The moment when a horse finds self-expression in dressage is magic.
It is one thing for the rider to go around the arena, using a combination of exercises and figures to teach the horse the principles of dressage.
It is an entirely different matter when something clicks for the horse, and instead of just going through the motions, he begins to express himself, to add his own artistic flare to the exercise and figures.
One cannot simply ‘teach’ the horse to express himself, much in the same way a beginner dancer cannot be taught flare and expression. It takes a certain level of familiarity with the dance steps and environment– a feeling of safety– before a dancer will begin to experiment with creating their own style. Feeling safe is key to self-expression.

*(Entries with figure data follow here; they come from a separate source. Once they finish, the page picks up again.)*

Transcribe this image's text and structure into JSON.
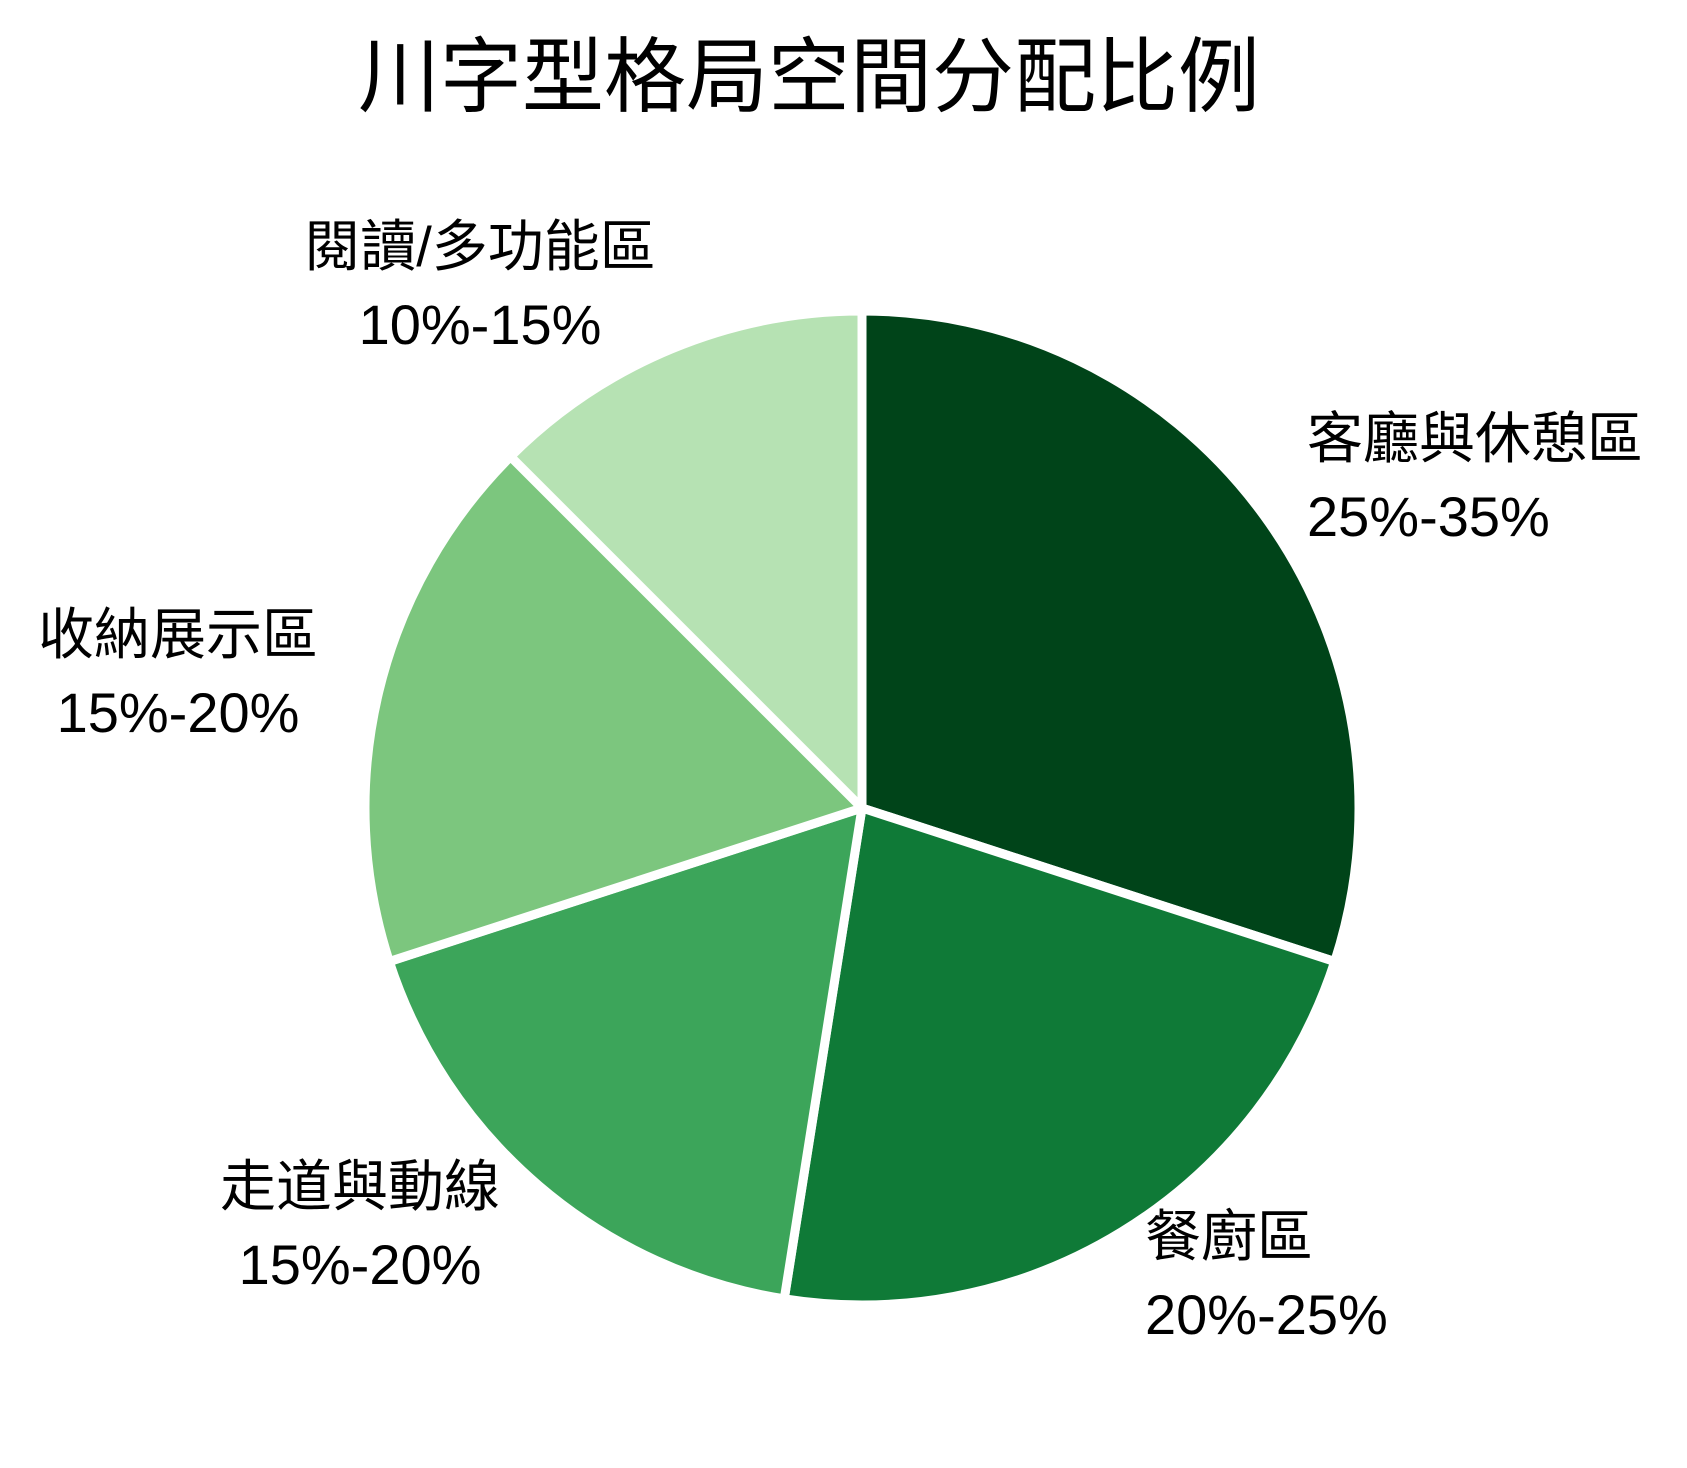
{
  "title": "川字型格局空間分配比例",
  "chart_data": {
    "type": "pie",
    "title": "川字型格局空間分配比例",
    "start_angle": "12-oclock",
    "direction": "clockwise",
    "legend_position": "none",
    "grid": false,
    "background": "#ffffff",
    "divider_color": "#ffffff",
    "text_color": "#000000",
    "slices": [
      {
        "label": "客廳與休憩區",
        "range": "25%-35%",
        "value": 30,
        "color": "#004419"
      },
      {
        "label": "餐廚區",
        "range": "20%-25%",
        "value": 22.5,
        "color": "#0f7a37"
      },
      {
        "label": "走道與動線",
        "range": "15%-20%",
        "value": 17.5,
        "color": "#3ca55a"
      },
      {
        "label": "收納展示區",
        "range": "15%-20%",
        "value": 17.5,
        "color": "#7cc67e"
      },
      {
        "label": "閱讀/多功能區",
        "range": "10%-15%",
        "value": 12.5,
        "color": "#b6e2b3"
      }
    ]
  }
}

Horses need the same sense of ‘safety’ and familiarity. They need to trust the rider and the strength of their hindquarters before they will start offering a glimmer of pizazz to the movements and figures.
There is no formula to get there– only consistency and repetition in asking the horse for the same thing in training. When the thought of self-expression comes, the rider must be there to quickly fan the flame: not to force or demand it, but to quickly encourage and channel it.
The rider must be careful not to squash the thought of expression when it comes; dressage is as much of an artistic expression for the horse as it is for the rider. Snuffing out early glimmers of expression only makes it more difficult to develop in the future.
Is your horse going around the arena doing the exercises and figures, or is he as much of an artist as you?